Apa Itu Jalan Berbayar? Wacana Dedi Mulyadi untuk Hapus Pajak Kendaraan
WARTAMATARAM.COM – Wacana jalan berbayar kembali menjadi perhatian setelah Gubernur Jawa Barat Dedi Mulyadi mengaitkannya dengan upaya menghapus pajak kendaraan bermotor. Konsep ini berbeda dari jalan tol karena fokus utamanya bukan mengembalikan biaya pembangunan, melainkan mengendalikan jumlah kendaraan di kawasan perkotaan yang padat.
Sistem jalan berbayar atau Electronic Road Pricing (ERP) umumnya diterapkan di jalan arteri perkotaan yang sudah ada. Tujuannya untuk mengurai kemacetan, menekan penggunaan kendaraan pribadi, serta mengurangi polusi udara.
Berbeda dengan jalan tol yang memakai gerbang dan umumnya dipungut untuk menutup investasi infrastruktur, jalan berbayar memanfaatkan teknologi sensor pintar. Kendaraan yang melintas dipantau melalui Automatic Plate Number Recognition (ANPR) yang membaca pelat nomor secara otomatis tanpa perlu berhenti.
Dengan sistem ini, pengendara tidak perlu melambat atau mengantre di gerbang pembayaran. Pemotongan biaya dilakukan secara nirkabel berdasarkan data kendaraan yang terdeteksi saat melintas.
Tarif jalan berbayar juga dapat disesuaikan secara dinamis. Besarannya bisa dipengaruhi waktu perjalanan, ukuran kendaraan, hingga bobot kendaraan. Artinya, kendaraan yang digunakan pada jam sibuk akan dikenai biaya lebih tinggi dibanding saat lalu lintas lengang.
Dedi Mulyadi menyebut kendaraan yang lebih berat semestinya menanggung kewajiban lebih besar karena menggunakan ruang jalan lebih banyak. Dalam pandangan itu, skema jalan berbayar dinilai bisa menjadi salah satu cara untuk menciptakan keadilan dalam penggunaan ruang jalan di perkotaan.

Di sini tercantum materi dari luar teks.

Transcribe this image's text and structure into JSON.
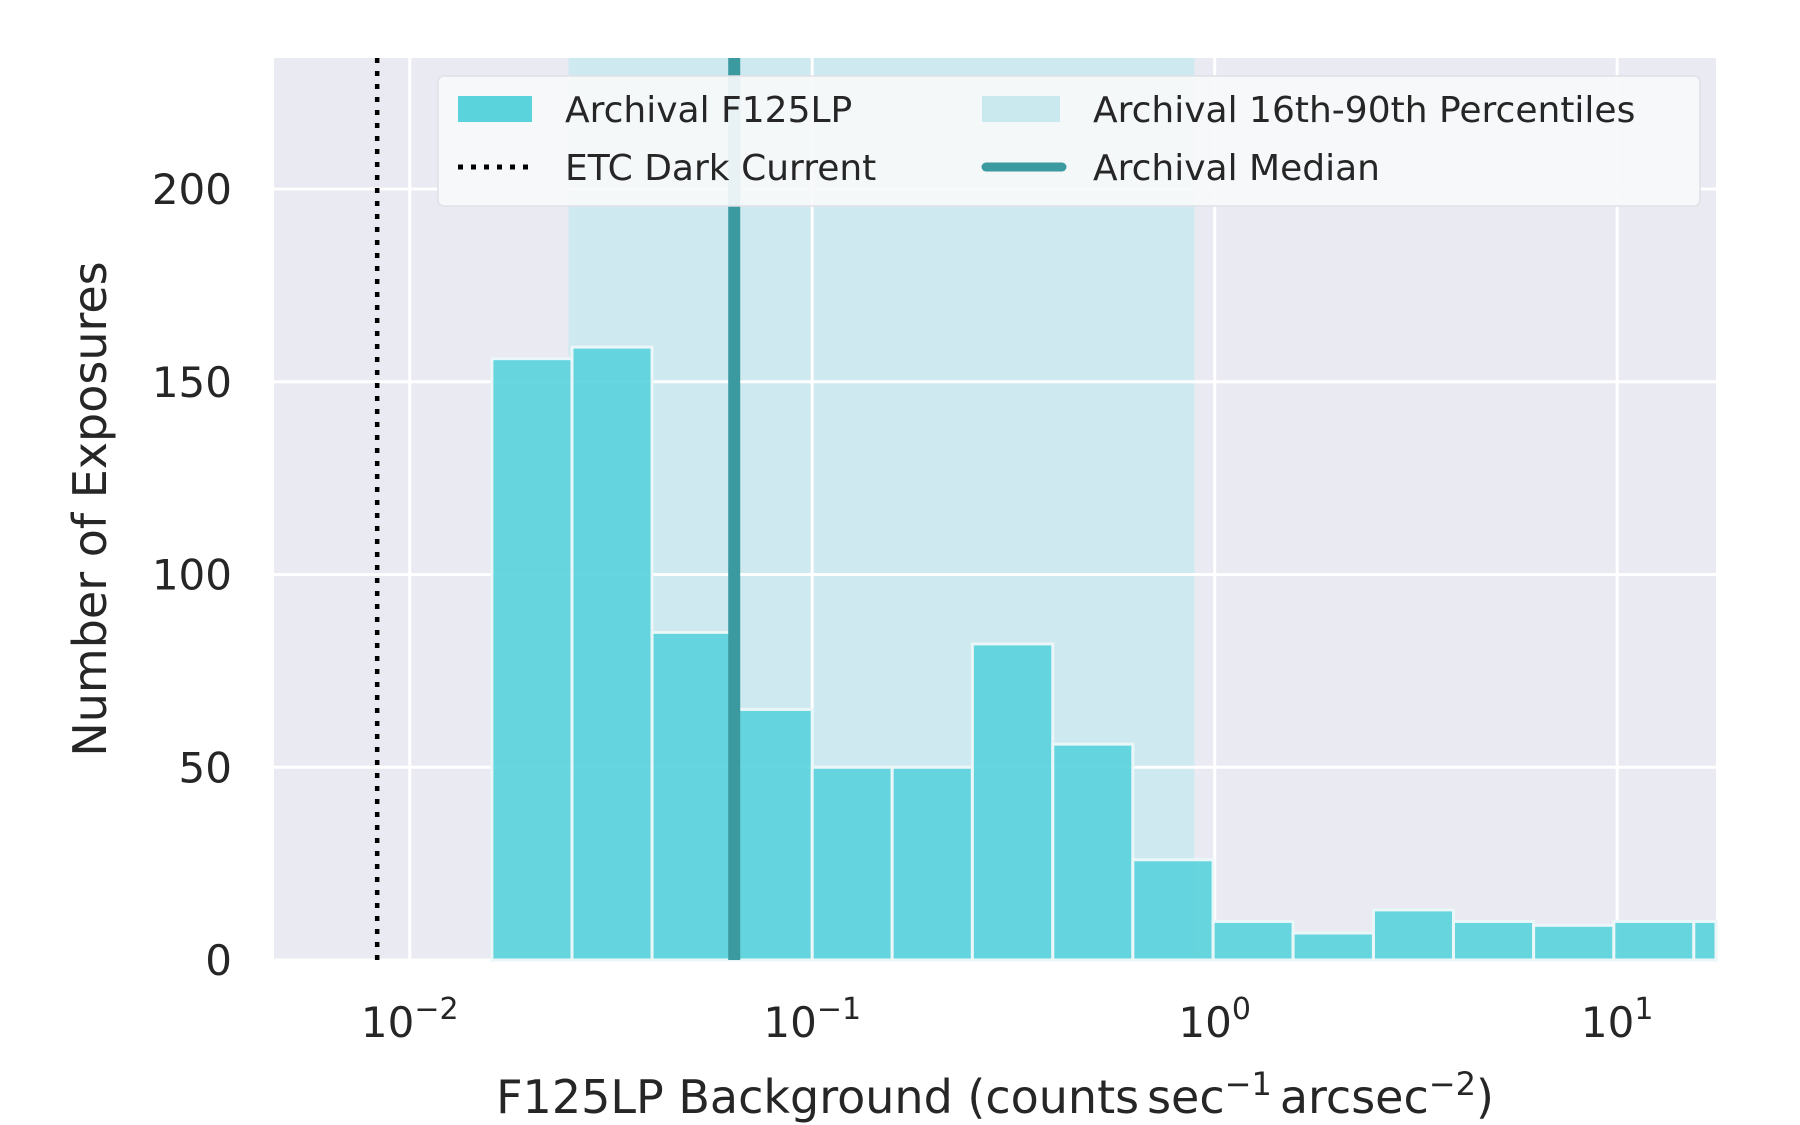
{
  "chart_data": {
    "type": "bar",
    "xlabel": {
      "prefix": "F125LP Background (counts",
      "unit1": "sec",
      "sup1": "−1",
      "unit2": "arcsec",
      "sup2": "−2",
      "suffix": ")"
    },
    "ylabel": "Number of Exposures",
    "xscale": "log",
    "xlim": [
      0.0046,
      17.6
    ],
    "ylim": [
      0,
      234
    ],
    "grid": true,
    "background_color": "#eaeaf2",
    "x_ticks": [
      {
        "value": 0.01,
        "base": "10",
        "exp": "−2"
      },
      {
        "value": 0.1,
        "base": "10",
        "exp": "−1"
      },
      {
        "value": 1,
        "base": "10",
        "exp": "0"
      },
      {
        "value": 10,
        "base": "10",
        "exp": "1"
      }
    ],
    "y_ticks": [
      {
        "value": 0,
        "label": "0"
      },
      {
        "value": 50,
        "label": "50"
      },
      {
        "value": 100,
        "label": "100"
      },
      {
        "value": 150,
        "label": "150"
      },
      {
        "value": 200,
        "label": "200"
      }
    ],
    "histogram": {
      "name": "Archival F125LP",
      "color": "#5bd3dc",
      "bins": [
        {
          "x0": 0.016,
          "x1": 0.0253,
          "count": 156
        },
        {
          "x0": 0.0253,
          "x1": 0.04,
          "count": 159
        },
        {
          "x0": 0.04,
          "x1": 0.0633,
          "count": 85
        },
        {
          "x0": 0.0633,
          "x1": 0.1,
          "count": 65
        },
        {
          "x0": 0.1,
          "x1": 0.158,
          "count": 50
        },
        {
          "x0": 0.158,
          "x1": 0.25,
          "count": 50
        },
        {
          "x0": 0.25,
          "x1": 0.396,
          "count": 82
        },
        {
          "x0": 0.396,
          "x1": 0.626,
          "count": 56
        },
        {
          "x0": 0.626,
          "x1": 0.991,
          "count": 26
        },
        {
          "x0": 0.991,
          "x1": 1.566,
          "count": 10
        },
        {
          "x0": 1.566,
          "x1": 2.48,
          "count": 7
        },
        {
          "x0": 2.48,
          "x1": 3.92,
          "count": 13
        },
        {
          "x0": 3.92,
          "x1": 6.2,
          "count": 10
        },
        {
          "x0": 6.2,
          "x1": 9.81,
          "count": 9
        },
        {
          "x0": 9.81,
          "x1": 15.5,
          "count": 10
        },
        {
          "x0": 15.5,
          "x1": 24.5,
          "count": 10
        }
      ]
    },
    "percentile_band": {
      "name": "Archival 16th-90th Percentiles",
      "x0": 0.0248,
      "x1": 0.89,
      "color": "#c9e9ee"
    },
    "median": {
      "name": "Archival Median",
      "x": 0.064,
      "color": "#3a9aa0"
    },
    "dark_current": {
      "name": "ETC Dark Current",
      "x": 0.0083,
      "color": "#000000"
    },
    "legend": {
      "placement": "top-right",
      "entries": [
        {
          "label": "Archival F125LP",
          "kind": "patch",
          "color": "#5bd3dc"
        },
        {
          "label": "Archival 16th-90th Percentiles",
          "kind": "band",
          "color": "#c9e9ee"
        },
        {
          "label": "ETC Dark Current",
          "kind": "dotted-line",
          "color": "#000000"
        },
        {
          "label": "Archival Median",
          "kind": "solid-line",
          "color": "#3a9aa0"
        }
      ]
    }
  }
}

Konsep ini disebut mirip dengan skema pay-as-you-go, di mana pengguna hanya membayar saat memakai layanan tertentu. Dalam konteks jalan berbayar, pemilik kendaraan yang jarang melintas di kawasan padat lalu lintas justru bisa lebih diuntungkan secara finansial.
Meski begitu, wacana ini masih perlu dikaji lebih lanjut, terutama terkait penerapan teknis, kesiapan sistem, serta dampaknya terhadap masyarakat dan transportasi perkotaan.